Gratuité : il y a un piège

Gratuité : il y a un piège

Proposer la gratuité des transports en commun, de l’eau, de l’énergie requise pour vivre décemment… Mais ne pas oublier le travail « gratuit » des aidants et aidantes proches, des parents au foyer, des stagiaires… La gratuité, c’est un concept à la fois révolutionnaire et potentiellement dangereux.

Une société du gratuit, voilà une proposition bien tentante, n’est-ce pas ? Et pourtant, ce choix serait loin d’être anodin, et pourrait avoir un impact tout particulier sur les services publics, parce que cet accès gratuit ne garantirait de lui-même en rien son accès effectif et surtout son financement.

Fausse gratuité

Voyons d’abord la fausse gratuité, celle qui relève des tours de passe-passe qui nous font prendre des vessies pour des lanternes. Car le capitalisme se complaît dans la gratuité tant qu’elle tourne à son profit. Nombre d’heures de travail ne sont pas payées, ou considérées comme du travail à rémunérer.

Premier exemple : les journaux « gratuits » (Metro et consorts) qui nous font croire que l’information pourrait être gratuite. Mais sont-ils vraiment gratuits parce que vous ne les payez pas ? Ils sont payés par la publicité qu’ils relaient, ils dépendent donc de ses revenus et ne sont pas indépendants à cet égard.

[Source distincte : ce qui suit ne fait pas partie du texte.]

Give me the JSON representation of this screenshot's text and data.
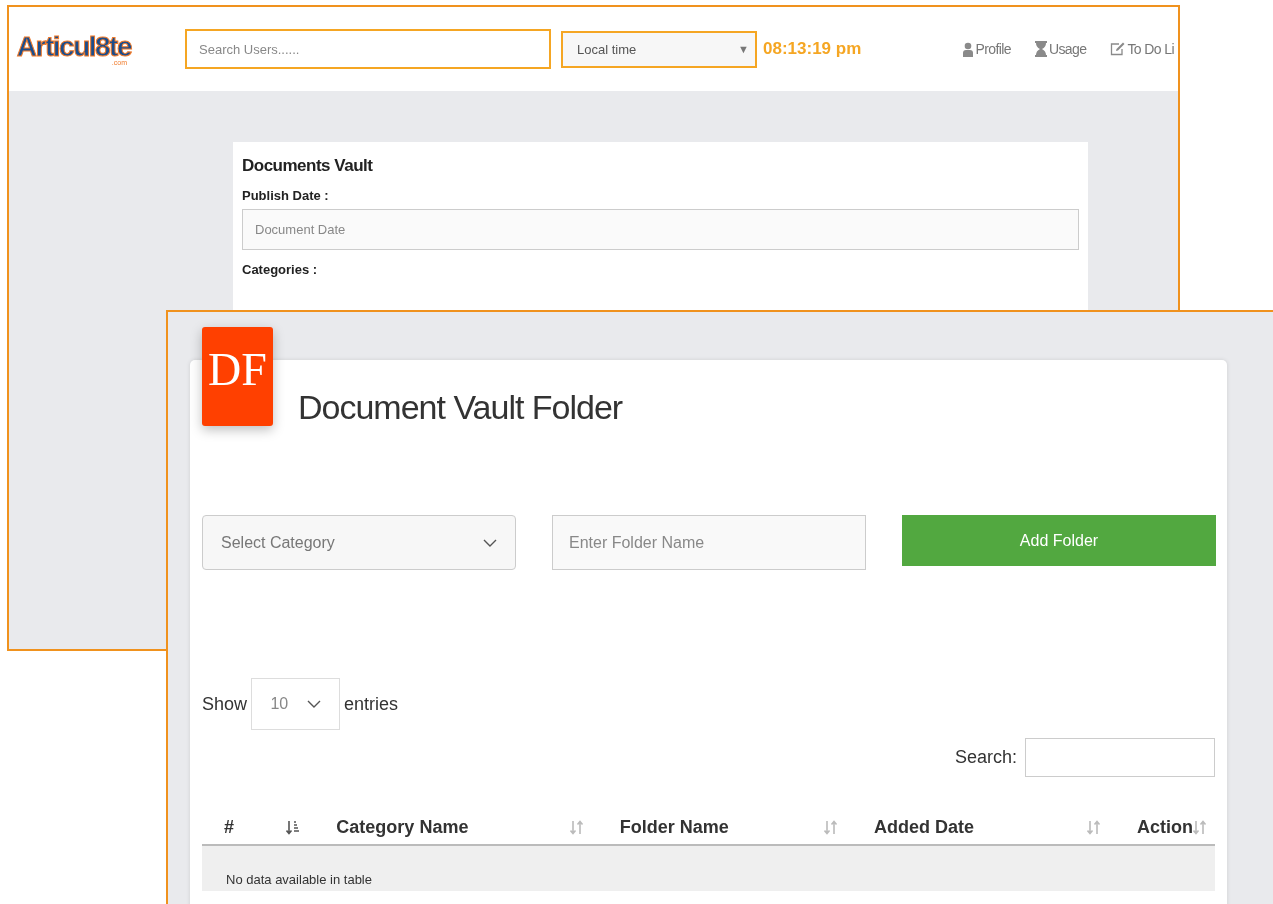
{
  "back_window": {
    "logo": {
      "text": "Articul8te",
      "suffix": ".com"
    },
    "search": {
      "placeholder": "Search Users......"
    },
    "timezone_select": {
      "value": "Local time",
      "caret": "▼"
    },
    "clock": "08:13:19 pm",
    "nav": [
      {
        "label": "Profile",
        "kind": "person"
      },
      {
        "label": "Usage",
        "kind": "hourglass"
      },
      {
        "label": "To Do Li",
        "kind": "edit"
      }
    ],
    "form": {
      "title": "Documents Vault",
      "fields": [
        {
          "label": "Publish Date :",
          "placeholder": "Document Date"
        },
        {
          "label": "Categories :"
        }
      ]
    }
  },
  "front_window": {
    "badge": "DF",
    "title": "Document Vault Folder",
    "category_select": {
      "placeholder": "Select Category"
    },
    "folder_input": {
      "placeholder": "Enter Folder Name"
    },
    "add_button": "Add Folder",
    "length": {
      "before": "Show",
      "value": "10",
      "after": "entries"
    },
    "search_label": "Search:",
    "table": {
      "columns": [
        {
          "label": "#",
          "sorted": true
        },
        {
          "label": "Category Name",
          "sorted": false
        },
        {
          "label": "Folder Name",
          "sorted": false
        },
        {
          "label": "Added Date",
          "sorted": false
        },
        {
          "label": "Action",
          "sorted": false
        }
      ],
      "empty_text": "No data available in table"
    }
  }
}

Deuxième exemple, la fausse gratuité du travail des aidants et aidantes proches : celles et ceux qui soutiennent leurs malades, leurs aînés en perte d’autonomie ou leurs proches affrontant un handicap. Leur travail n’est pas gratuit… il n’est pas rémunéré, par choix politique. Ce travail essentiel à la santé individuelle et collective, qui reste la plupart du temps aux mains féminines, n’est pourtant pas considéré comme un travail qui mérite salaire mais bien comme un soutien familial sur lequel s’appuie la collectivité pour éviter d’investir dans les services aux personnes dépendantes. La même analyse vaut pour les parents au foyer et le désinvestissement dans les services publics à la petite enfance.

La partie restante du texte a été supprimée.